Jaguar Land Rover is launching a major US recall for the Defender, Discovery and Range Rover — 250,857 vehicles in total. The problem is not in the airbag itself but in the driver-side airbag connector: over time fretting corrosion can build up on the pins, resistance in the circuit rises and the airbag may fail to deploy in a crash. The campaign carries the number D120 at the automaker and 26V389 in the NHTSA registry. JLR had previously halted sales of these models, as 32CARS journalists reported.
The recall covers Range Rover from the 2022–2026 model years, Discovery from 2021–2026 and Defender from 2020–2026. Defender accounts for the largest share with 97,552 units. Discovery adds up to 83,620 vehicles and Range Rover to 69,685. The production windows are wide: Defender from October 16, 2019 to May 28, 2026; Discovery from September 14, 2020 to June 4, 2026; Range Rover from July 8, 2021 to June 3, 2026. Defender and Discovery are assembled at the Slovak plant in Nitra, while Range Rover is built at Solihull in the UK.
The culprit is the driver-side airbag clockspring connector, part number 13N064, supplied by Alps Alpine Europe GmbH in Milton Keynes. JLR’s internal investigation began on August 29, 2025, after a rise in warranty claims for the airbag warning lamp. The issue was hard to reproduce at first, but oxides were later found on the pins of returned connectors, and vibrational rig testing confirmed that normal driving can induce fretting corrosion. On June 5, 2026 the PSCC committee concluded that the risk of airbag non-deployment was enough to warrant a recall.

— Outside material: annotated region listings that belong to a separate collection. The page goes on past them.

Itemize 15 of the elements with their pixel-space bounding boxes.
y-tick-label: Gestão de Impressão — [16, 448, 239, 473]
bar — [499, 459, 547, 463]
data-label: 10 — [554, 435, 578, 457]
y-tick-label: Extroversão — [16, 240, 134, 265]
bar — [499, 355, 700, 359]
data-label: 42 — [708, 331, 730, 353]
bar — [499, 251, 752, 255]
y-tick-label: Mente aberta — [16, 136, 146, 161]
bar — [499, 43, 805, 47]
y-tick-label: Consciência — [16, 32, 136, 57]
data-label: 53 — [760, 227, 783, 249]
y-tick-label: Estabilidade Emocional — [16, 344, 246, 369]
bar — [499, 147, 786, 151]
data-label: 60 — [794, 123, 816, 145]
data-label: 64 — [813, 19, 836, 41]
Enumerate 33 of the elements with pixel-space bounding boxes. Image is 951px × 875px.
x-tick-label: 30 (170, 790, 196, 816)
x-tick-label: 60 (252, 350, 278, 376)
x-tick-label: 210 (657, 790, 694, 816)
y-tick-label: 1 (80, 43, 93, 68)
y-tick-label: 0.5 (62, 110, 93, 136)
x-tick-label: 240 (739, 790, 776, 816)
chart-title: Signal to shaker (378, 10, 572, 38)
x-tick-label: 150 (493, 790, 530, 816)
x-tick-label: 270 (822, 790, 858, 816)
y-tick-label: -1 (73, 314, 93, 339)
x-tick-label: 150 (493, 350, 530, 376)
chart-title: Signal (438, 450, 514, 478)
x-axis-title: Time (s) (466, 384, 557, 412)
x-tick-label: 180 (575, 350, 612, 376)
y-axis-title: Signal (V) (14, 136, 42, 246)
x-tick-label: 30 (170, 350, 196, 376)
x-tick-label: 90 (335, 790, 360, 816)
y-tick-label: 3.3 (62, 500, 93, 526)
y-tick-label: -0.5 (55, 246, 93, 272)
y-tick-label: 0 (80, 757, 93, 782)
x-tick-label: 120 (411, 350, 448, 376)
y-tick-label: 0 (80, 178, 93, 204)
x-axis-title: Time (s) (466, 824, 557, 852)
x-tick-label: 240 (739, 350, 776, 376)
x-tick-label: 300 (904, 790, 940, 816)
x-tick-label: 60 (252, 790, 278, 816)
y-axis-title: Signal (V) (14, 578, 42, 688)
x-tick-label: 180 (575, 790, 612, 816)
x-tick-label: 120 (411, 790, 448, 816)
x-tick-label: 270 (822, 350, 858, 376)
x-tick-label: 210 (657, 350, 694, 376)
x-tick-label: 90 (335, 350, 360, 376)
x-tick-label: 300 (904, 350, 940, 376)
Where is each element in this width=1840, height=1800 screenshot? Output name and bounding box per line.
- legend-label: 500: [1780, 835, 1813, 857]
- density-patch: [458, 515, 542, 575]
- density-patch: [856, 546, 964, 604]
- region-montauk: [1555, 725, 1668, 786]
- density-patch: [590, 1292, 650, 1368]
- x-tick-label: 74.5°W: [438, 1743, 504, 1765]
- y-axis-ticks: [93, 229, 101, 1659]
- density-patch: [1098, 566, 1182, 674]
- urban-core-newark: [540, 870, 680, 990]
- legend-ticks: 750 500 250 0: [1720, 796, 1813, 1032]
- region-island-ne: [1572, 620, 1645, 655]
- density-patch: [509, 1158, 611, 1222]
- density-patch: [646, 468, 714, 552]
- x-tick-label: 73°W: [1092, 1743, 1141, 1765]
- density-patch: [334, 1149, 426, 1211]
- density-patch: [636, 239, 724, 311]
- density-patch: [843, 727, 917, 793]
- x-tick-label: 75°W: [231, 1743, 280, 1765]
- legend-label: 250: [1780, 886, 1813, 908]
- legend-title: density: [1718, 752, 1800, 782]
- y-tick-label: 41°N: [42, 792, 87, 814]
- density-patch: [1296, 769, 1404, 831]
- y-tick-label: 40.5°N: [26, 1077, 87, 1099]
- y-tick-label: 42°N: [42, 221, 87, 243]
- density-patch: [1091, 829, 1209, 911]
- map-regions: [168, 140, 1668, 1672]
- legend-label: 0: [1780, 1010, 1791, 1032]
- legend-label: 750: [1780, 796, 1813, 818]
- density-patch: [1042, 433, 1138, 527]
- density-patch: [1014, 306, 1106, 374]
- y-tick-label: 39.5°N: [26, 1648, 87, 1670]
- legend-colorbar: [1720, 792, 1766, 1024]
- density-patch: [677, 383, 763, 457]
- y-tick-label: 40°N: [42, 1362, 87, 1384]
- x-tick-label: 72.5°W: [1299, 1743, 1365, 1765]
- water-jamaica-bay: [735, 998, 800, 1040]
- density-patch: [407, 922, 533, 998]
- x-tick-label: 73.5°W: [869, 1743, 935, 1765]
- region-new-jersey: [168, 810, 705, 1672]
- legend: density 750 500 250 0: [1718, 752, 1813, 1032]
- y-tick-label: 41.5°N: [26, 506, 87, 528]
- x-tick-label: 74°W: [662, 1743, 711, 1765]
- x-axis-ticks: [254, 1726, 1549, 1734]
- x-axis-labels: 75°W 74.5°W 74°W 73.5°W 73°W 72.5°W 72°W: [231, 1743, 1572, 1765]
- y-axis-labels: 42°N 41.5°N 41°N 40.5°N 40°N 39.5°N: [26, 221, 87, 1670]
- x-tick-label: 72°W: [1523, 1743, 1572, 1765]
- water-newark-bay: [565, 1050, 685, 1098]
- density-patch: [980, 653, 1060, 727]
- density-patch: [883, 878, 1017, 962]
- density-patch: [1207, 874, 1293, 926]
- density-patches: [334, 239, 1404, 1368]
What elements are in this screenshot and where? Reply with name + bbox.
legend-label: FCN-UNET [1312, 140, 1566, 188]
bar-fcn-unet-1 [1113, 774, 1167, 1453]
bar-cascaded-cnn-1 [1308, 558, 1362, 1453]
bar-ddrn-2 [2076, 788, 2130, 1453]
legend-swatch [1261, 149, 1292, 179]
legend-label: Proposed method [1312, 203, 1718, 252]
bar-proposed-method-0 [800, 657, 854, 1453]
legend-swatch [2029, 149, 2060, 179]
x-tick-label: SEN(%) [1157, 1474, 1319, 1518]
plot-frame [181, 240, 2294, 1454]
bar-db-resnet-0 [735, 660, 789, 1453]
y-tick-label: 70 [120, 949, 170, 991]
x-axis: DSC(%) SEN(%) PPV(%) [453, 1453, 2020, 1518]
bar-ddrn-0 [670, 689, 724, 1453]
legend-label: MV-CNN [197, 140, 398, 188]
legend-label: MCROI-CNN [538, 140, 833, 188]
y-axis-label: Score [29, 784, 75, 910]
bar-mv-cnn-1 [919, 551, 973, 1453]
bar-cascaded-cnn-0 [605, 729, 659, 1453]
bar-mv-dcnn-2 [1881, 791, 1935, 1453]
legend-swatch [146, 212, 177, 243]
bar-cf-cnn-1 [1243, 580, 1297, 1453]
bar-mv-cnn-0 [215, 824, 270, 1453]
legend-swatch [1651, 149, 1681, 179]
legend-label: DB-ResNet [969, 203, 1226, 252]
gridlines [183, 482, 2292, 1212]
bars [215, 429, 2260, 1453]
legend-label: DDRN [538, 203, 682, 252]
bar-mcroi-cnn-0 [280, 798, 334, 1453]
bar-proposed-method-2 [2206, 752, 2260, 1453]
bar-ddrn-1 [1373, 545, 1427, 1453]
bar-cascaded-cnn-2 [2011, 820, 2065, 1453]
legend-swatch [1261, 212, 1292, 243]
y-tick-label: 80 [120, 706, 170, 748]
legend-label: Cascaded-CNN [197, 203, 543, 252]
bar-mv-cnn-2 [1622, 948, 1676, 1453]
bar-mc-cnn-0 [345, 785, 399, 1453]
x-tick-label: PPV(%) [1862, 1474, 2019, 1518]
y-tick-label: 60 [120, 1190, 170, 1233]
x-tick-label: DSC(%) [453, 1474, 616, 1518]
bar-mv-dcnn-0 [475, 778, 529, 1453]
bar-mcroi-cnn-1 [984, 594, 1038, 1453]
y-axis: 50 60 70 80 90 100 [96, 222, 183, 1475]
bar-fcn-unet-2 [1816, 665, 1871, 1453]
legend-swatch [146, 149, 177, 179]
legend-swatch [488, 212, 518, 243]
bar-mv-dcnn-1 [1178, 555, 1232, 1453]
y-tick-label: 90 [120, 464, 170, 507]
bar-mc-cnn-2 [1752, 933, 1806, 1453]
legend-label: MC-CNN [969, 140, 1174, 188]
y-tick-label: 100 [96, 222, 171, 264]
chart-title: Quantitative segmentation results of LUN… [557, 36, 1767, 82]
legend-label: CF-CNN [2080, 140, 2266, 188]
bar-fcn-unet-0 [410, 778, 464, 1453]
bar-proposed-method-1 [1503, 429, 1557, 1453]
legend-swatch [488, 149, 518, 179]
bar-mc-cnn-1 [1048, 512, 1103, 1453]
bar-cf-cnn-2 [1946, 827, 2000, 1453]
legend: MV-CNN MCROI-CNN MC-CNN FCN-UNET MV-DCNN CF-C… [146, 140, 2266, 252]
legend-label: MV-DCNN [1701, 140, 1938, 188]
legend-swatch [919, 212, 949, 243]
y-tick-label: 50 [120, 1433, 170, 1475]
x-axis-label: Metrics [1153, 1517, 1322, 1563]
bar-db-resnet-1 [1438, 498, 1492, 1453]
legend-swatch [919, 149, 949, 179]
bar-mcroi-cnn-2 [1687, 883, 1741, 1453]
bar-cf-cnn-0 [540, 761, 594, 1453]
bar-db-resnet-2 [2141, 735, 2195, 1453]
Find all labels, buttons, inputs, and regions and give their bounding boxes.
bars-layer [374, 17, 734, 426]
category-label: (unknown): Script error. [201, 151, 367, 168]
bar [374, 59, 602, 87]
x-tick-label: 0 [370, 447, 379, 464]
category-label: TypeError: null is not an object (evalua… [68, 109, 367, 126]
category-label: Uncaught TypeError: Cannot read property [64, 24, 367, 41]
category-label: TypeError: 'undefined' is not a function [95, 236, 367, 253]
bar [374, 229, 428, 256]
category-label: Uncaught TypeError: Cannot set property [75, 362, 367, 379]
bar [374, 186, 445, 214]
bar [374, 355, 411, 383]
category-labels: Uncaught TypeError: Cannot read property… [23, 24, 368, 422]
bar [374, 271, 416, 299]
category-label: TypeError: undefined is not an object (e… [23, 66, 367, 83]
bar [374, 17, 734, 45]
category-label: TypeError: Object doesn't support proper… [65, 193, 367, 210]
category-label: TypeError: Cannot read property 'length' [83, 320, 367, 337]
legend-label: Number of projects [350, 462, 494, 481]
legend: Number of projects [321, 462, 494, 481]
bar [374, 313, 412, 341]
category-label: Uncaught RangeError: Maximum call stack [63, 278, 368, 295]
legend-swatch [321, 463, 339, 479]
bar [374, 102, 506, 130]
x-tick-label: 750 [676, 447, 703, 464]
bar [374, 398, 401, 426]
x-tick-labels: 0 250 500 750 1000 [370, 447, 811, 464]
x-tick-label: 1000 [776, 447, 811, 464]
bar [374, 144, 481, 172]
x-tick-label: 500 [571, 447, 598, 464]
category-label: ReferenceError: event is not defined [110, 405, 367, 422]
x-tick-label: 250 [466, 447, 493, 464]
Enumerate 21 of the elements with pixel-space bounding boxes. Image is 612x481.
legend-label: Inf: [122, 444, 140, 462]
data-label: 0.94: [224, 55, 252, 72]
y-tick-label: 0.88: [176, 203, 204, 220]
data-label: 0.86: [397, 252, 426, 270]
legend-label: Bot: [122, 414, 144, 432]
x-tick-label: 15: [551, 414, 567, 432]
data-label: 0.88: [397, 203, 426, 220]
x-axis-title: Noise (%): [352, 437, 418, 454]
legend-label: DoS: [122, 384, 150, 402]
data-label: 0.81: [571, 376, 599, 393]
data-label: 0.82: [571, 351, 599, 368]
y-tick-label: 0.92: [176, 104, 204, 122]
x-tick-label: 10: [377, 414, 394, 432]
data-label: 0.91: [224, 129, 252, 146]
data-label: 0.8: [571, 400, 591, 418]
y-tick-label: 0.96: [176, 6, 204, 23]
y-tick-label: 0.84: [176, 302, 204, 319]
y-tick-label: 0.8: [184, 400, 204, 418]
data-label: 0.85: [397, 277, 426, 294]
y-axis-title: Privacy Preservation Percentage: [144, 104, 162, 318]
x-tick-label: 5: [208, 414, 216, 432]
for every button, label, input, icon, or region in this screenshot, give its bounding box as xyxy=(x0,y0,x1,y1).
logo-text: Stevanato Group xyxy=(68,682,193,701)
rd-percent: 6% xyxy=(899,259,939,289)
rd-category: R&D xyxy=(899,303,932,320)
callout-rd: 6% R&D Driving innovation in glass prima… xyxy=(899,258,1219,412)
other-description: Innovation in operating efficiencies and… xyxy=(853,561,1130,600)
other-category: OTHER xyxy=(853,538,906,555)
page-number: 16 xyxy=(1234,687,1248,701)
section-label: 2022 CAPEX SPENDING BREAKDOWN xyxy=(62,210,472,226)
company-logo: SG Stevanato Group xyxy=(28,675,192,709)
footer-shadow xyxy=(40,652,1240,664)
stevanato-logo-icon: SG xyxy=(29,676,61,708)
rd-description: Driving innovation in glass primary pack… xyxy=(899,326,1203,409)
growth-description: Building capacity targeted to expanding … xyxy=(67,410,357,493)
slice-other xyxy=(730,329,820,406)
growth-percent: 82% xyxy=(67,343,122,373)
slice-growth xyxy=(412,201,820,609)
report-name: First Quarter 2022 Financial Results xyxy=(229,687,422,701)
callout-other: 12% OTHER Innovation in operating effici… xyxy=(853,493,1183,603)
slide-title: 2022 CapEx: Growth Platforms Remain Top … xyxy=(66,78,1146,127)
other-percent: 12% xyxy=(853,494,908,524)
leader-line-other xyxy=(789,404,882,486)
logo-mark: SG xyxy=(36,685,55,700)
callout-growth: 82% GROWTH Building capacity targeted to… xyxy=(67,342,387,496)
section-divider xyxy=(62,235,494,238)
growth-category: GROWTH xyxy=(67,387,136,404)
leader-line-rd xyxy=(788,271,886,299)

An interesting detail that 32CARS journalists spotted in the NHTSA report: JLR has received no US reports of actual airbag non-deployment, crashes, injuries or fires caused by this defect. Engineering analysis shows the airbag warning lamp will illuminate at least 300–400 miles before any potential failure. In other words, drivers will usually get advance warning — and ignoring it in this situation is especially dangerous.
The fix is simple and cheap for the manufacturer: dealers will apply a protective lubricant gel to the connector terminals free of charge. No parts will be replaced. On the assembly line the defect has already been cut off the same way — by treating the contact pins during assembly.
One more important point: NHTSA has not told owners to stop driving or to park their vehicles outside — the corresponding fields in the Part 573 Safety Recall Report were left blank. The cars can be driven normally until the dealer visit, which takes the edge off the situation.
For the owner of an expensive SUV it is still an uncomfortable type of recall. The car drives smoothly, without any loss of power or obvious symptoms, but in a crash the key safety system may not respond as designed. That matters especially for Defender and Range Rover, which are often bought for their image of toughness and protection, not only comfort.
Owners will be notified by August 7, 2026, with dealers informed earlier on June 26. The practical takeaway is simple: if the airbag warning lamp lights up on a Defender, Discovery or Range Rover, do not wait for the letter — check the VIN and book a dealer appointment.